Les points clés du Plan Maroc numérique 2020
Faire du Maroc l’un des trois pays les plus performants de la zone Moyen-Orient/Afrique en matière d’infrastructures datacom et d’environnement d’affaires IT, doubler le nombre de professionnels du numérique formés chaque année au Maroc pour atteindre 30.000 par an à horizon 2020… en font partie.
Présentée mardi 26 juillet par Moulay Hafid Elalamy devant les membres de l’Apebi, le plan Maroc digital s’articule autour de trois piliers qui doivent former un cercle vertueux à l’horizon 2020.
Accélérer la transformation numérique du Maroc
En s’appuyant sur trois volets:
- Le e-Gov: avec une vingtaine de projets structurels dont 80 % ayant pour vocation une transformation profonde des processus administratifs. Le but est de placer le Maroc dans le top 3 Moyen-Orient/Afrique (hors Conseil de coopération du Golfe) du classement «e-Gov» élaboré par les Nations-Unies et de réussir 4 projets structurants reconnus comme premiers en Afrique.
Ce volet repose également sur la mise en place d’un véhicule de co-investissement. Ce fonds «e-Gov» disposera d’un budget dédié et fonctionnera sur la base d’un mécanisme d’appel à manifestation d’intérêt.
La migration, l’intégration et l’interopérabilité des principaux systèmes d’information de l’Etat sont, elles aussi, ciblées.

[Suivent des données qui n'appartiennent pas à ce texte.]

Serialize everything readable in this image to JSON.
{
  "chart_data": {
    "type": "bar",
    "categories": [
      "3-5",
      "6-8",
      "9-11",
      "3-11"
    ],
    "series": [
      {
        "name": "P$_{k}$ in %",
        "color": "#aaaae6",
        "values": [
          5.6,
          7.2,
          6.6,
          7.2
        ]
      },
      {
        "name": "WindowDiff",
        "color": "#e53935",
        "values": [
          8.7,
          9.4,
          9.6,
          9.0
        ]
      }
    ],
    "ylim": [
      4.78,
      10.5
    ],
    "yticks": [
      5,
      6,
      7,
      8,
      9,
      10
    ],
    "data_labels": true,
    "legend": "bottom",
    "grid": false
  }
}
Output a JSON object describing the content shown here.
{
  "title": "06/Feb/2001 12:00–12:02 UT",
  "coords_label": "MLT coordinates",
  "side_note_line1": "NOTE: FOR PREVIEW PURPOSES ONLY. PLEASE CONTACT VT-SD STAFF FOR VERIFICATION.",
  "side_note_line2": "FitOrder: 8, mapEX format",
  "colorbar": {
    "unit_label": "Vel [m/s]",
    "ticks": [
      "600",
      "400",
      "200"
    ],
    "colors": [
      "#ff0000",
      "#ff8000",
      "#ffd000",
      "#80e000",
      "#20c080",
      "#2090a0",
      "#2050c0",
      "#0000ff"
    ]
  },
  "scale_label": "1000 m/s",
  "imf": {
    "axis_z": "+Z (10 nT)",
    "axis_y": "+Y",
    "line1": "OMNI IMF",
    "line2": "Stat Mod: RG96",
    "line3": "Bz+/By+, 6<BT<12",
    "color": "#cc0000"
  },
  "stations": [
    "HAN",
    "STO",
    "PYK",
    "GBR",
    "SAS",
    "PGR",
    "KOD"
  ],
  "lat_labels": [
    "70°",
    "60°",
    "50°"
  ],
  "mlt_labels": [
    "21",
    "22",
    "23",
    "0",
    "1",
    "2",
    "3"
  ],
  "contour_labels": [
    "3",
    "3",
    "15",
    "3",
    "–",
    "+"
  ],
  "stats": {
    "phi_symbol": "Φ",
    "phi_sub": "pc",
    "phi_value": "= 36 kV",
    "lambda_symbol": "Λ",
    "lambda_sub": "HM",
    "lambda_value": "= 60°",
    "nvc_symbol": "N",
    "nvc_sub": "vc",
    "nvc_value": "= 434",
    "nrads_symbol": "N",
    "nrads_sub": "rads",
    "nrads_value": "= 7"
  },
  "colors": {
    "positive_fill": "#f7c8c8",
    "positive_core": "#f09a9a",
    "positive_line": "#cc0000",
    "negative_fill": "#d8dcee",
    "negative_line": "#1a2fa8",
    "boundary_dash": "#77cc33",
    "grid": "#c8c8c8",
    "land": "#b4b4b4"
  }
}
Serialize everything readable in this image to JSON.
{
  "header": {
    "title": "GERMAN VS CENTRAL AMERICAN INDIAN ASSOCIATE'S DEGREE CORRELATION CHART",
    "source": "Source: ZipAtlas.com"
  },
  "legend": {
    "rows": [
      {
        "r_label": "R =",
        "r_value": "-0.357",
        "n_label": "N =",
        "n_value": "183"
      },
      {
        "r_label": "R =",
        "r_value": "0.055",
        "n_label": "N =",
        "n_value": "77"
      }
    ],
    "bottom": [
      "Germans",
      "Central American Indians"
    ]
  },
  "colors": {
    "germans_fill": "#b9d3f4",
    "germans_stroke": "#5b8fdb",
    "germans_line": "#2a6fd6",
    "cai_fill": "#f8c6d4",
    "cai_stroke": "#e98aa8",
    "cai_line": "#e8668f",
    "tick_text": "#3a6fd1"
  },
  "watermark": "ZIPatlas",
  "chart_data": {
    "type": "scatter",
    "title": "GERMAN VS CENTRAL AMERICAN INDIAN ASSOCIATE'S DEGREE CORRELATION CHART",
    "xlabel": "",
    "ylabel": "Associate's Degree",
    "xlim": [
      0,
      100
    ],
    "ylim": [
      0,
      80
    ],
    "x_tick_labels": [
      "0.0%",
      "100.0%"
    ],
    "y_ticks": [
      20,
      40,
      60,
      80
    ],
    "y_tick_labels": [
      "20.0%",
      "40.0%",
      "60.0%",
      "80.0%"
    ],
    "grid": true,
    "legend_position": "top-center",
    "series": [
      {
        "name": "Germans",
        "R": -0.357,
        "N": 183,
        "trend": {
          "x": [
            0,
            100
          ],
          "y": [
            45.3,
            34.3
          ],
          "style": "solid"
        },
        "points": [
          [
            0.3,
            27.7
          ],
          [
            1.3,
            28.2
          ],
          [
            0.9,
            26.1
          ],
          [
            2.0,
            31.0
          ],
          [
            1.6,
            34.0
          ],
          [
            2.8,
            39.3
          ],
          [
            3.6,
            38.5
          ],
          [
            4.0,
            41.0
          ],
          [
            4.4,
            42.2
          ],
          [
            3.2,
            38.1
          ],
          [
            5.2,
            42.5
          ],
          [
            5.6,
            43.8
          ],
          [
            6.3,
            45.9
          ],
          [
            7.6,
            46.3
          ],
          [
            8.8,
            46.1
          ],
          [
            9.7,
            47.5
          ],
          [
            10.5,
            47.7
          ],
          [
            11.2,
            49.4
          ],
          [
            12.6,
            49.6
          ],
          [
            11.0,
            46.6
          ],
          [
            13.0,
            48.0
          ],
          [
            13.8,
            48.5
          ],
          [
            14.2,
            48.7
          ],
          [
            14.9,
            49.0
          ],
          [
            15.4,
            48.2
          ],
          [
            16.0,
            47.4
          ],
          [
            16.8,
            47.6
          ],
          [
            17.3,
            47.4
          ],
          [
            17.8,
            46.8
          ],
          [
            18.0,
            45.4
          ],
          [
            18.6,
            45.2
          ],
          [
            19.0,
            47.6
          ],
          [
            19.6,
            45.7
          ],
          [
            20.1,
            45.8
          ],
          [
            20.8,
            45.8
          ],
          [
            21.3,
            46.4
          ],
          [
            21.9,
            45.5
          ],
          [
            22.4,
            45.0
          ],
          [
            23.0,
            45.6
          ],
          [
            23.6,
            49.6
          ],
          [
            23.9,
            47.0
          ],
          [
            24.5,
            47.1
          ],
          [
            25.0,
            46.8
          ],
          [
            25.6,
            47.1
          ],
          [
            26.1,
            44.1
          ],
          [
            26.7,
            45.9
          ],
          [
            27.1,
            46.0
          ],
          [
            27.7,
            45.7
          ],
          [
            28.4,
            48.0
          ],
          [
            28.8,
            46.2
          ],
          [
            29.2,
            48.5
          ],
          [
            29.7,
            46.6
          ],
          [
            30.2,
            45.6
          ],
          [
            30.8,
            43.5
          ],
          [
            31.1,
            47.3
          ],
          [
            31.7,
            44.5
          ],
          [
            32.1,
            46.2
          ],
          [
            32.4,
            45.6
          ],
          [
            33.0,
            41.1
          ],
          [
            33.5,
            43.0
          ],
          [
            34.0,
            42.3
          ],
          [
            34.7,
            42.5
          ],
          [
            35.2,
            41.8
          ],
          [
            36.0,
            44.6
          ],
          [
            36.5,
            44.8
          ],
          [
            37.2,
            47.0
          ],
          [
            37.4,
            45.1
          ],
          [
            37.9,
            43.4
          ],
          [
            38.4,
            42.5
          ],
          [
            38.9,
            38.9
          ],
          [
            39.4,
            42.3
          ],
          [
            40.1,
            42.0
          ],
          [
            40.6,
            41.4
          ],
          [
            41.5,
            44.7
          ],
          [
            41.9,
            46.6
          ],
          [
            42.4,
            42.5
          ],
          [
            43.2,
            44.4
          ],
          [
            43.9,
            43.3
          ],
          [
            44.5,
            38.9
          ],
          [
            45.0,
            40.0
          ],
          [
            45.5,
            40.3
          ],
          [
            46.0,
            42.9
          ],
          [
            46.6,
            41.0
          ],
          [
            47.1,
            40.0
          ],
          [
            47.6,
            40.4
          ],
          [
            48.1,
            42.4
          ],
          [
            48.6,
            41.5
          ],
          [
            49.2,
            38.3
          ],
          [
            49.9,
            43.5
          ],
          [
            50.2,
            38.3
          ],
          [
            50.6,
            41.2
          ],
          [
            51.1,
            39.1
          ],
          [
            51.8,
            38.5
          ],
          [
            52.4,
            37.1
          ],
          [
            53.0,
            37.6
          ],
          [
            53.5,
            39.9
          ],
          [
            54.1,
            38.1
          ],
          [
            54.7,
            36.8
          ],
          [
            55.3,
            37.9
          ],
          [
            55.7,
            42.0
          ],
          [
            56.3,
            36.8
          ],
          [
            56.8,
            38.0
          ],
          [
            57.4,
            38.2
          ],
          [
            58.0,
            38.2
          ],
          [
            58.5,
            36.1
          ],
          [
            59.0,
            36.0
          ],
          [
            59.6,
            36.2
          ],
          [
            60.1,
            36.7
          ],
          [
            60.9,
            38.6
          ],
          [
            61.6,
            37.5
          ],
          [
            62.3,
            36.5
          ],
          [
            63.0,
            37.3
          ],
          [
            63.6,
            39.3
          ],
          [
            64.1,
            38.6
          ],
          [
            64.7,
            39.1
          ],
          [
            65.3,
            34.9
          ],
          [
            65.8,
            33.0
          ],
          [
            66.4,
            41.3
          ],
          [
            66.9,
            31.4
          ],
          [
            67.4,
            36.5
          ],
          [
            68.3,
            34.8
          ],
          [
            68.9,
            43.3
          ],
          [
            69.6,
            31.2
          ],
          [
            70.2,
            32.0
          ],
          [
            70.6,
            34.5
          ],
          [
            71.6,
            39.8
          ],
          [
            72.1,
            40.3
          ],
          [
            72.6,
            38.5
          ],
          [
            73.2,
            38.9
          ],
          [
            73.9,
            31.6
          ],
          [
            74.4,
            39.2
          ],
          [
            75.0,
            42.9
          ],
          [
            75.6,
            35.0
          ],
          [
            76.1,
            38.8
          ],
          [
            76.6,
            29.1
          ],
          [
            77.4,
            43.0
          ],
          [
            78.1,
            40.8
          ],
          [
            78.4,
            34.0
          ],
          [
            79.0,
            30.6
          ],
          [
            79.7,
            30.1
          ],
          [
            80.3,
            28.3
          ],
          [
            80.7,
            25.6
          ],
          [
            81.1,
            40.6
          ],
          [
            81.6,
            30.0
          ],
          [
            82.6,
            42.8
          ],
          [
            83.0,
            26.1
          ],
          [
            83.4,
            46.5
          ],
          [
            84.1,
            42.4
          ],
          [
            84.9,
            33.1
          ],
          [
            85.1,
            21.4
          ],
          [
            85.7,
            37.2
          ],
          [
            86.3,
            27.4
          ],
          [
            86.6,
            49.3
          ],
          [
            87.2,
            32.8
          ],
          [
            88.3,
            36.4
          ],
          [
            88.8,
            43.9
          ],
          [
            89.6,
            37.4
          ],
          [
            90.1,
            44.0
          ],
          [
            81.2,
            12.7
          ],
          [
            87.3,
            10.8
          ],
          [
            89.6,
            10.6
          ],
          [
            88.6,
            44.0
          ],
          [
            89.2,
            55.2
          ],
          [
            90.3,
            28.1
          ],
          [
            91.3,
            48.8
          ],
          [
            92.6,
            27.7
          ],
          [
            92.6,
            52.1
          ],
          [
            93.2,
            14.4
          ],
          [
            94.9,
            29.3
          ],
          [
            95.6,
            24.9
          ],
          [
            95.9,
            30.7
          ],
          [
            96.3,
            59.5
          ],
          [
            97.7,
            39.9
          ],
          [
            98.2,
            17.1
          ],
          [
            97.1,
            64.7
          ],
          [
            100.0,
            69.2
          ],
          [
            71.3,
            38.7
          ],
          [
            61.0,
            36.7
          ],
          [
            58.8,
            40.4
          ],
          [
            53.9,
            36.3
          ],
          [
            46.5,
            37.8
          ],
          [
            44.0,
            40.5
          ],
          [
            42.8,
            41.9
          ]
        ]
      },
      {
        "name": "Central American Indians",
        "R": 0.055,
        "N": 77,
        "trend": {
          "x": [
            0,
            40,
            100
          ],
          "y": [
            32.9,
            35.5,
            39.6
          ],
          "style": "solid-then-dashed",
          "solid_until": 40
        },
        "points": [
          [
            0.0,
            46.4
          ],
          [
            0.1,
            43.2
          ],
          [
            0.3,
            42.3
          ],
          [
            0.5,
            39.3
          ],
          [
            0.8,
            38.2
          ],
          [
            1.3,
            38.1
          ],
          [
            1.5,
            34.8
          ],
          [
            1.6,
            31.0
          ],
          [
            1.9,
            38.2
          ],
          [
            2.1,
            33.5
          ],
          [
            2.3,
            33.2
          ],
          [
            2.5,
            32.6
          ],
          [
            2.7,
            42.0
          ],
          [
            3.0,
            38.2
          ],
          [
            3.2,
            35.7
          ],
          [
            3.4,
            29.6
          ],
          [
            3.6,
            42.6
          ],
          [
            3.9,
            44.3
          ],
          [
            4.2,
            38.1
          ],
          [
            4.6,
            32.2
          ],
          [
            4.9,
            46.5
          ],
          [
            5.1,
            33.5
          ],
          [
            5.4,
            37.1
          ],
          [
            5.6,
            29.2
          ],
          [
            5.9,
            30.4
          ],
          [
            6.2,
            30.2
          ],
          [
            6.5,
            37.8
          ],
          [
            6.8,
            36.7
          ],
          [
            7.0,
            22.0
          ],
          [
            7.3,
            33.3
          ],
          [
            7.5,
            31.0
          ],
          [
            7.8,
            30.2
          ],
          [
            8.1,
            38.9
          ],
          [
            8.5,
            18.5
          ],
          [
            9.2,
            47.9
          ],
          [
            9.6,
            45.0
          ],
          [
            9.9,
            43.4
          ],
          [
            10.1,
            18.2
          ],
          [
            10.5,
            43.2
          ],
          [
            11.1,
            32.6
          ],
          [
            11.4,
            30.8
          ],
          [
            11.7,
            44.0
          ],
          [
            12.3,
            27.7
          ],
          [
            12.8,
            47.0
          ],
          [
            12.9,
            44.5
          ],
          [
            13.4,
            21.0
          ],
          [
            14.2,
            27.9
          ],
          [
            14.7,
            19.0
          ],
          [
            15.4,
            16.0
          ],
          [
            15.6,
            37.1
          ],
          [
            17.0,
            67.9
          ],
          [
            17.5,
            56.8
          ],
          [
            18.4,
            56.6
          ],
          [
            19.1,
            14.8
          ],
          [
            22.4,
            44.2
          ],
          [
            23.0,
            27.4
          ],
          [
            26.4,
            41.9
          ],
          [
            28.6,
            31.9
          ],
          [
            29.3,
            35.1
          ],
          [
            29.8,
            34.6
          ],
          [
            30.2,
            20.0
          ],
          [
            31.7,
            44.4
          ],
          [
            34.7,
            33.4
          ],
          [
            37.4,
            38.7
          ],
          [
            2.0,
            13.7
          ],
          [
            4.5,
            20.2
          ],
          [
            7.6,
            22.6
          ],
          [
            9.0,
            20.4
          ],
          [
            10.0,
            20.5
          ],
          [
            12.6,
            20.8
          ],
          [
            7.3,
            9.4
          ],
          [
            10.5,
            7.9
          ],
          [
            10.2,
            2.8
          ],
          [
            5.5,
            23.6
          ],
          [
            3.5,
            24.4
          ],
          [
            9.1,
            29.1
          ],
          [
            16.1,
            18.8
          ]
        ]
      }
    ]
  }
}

- La résorption de la fracture numérique: elle se fera à travers l’alphabétisation numérique, le développement d’une palette de services sociaux numériques couvrant quatre domaines critiques pour le développement social tels que l’agriculture, la santé, l’éducation et l’inclusion financière. Un fonds d’innovation sociale sera créé à cet effet. En termes chiffrés, il s’agit de réduire de moitié la proportion de Marocains qui n’ont pas accès à Internet et de porter à 20 % le taux de PME équipées d’une connexion.
- La transformation de quatre secteurs critiques de l’économie nationale, qui sont la logistique portuaire, la gestion urbaine, la santé et le commerce, ainsi que les PME.
Faire du Maroc un hub numérique régional
Ce qui implique un renforcement de l’offre exportatrice numérique.
Le plan vise à atteindre un taux de croissance de l’offshoring de 5 à 10 % par an, à décrocher la place de premier hub numérique d’Afrique francophone et de deuxième hub numérique d’Afrique, après l’Afrique du Sud.
La relance du hub numérique marocain comportera deux volets : d’une part, le repositionnement stratégique vers le Business Process Outsourcing d’Europe, avec un changement de la clientèle cible et une révision totale de l’approche promotionnelle du Maroc et d’autre part, la stimulation des activités de hub numérique pour l’Afrique francophone, en développant une proposition de qualité.
Il faut savoir que pour garantir le succès de la transition numérique nationale, tout comme celui des exportations numériques, des préalables doivent être sécurisés. Parmi ces préalables, il faut favoriser l’essor de cinq à dix «locomotives» sous-sectorielles, suffisamment grandes pour figurer dans le top 30 des entreprises africaines de technologie et en encourageant l’éclosion et la croissance de start-ups , environ 500 start-ups d’ici 2020.
Pour ce qui est de la réglementation : une loi-cadre numérique devra voir le jour autour des droits numériques du citoyen, opposables aux administrations, l’intégration et l'interopérabilité des plateformes de l’Etat, l’open plateform…
Créer une place numérique Maroc
La problématique des compétences numériques doit être attaquée. Il s’agit de devenir l’un des trois pays les plus performants de la zone Moyen-Orient/Afrique en matière d’infrastructures datacom et d’environnement d’affaires IT et de doubler le nombre de professionnels du numérique formés chaque année au Maroc, pour atteindre 30.000 formations par an, à l'horizon 2020.
Notons que le conseil de gouvernement réuni le jeudi 28 juillet, a approuvé le projet de loi n° 61-16 porte institution de l’Agence du développement numérique, qui se chargera de la mise en œuvre de la stratégie de l’Etat dans le domaine du développement de l’économie numérique, l’encouragement de la diffusion des outils numériques et de la promotion de leur utilisation auprès de la population.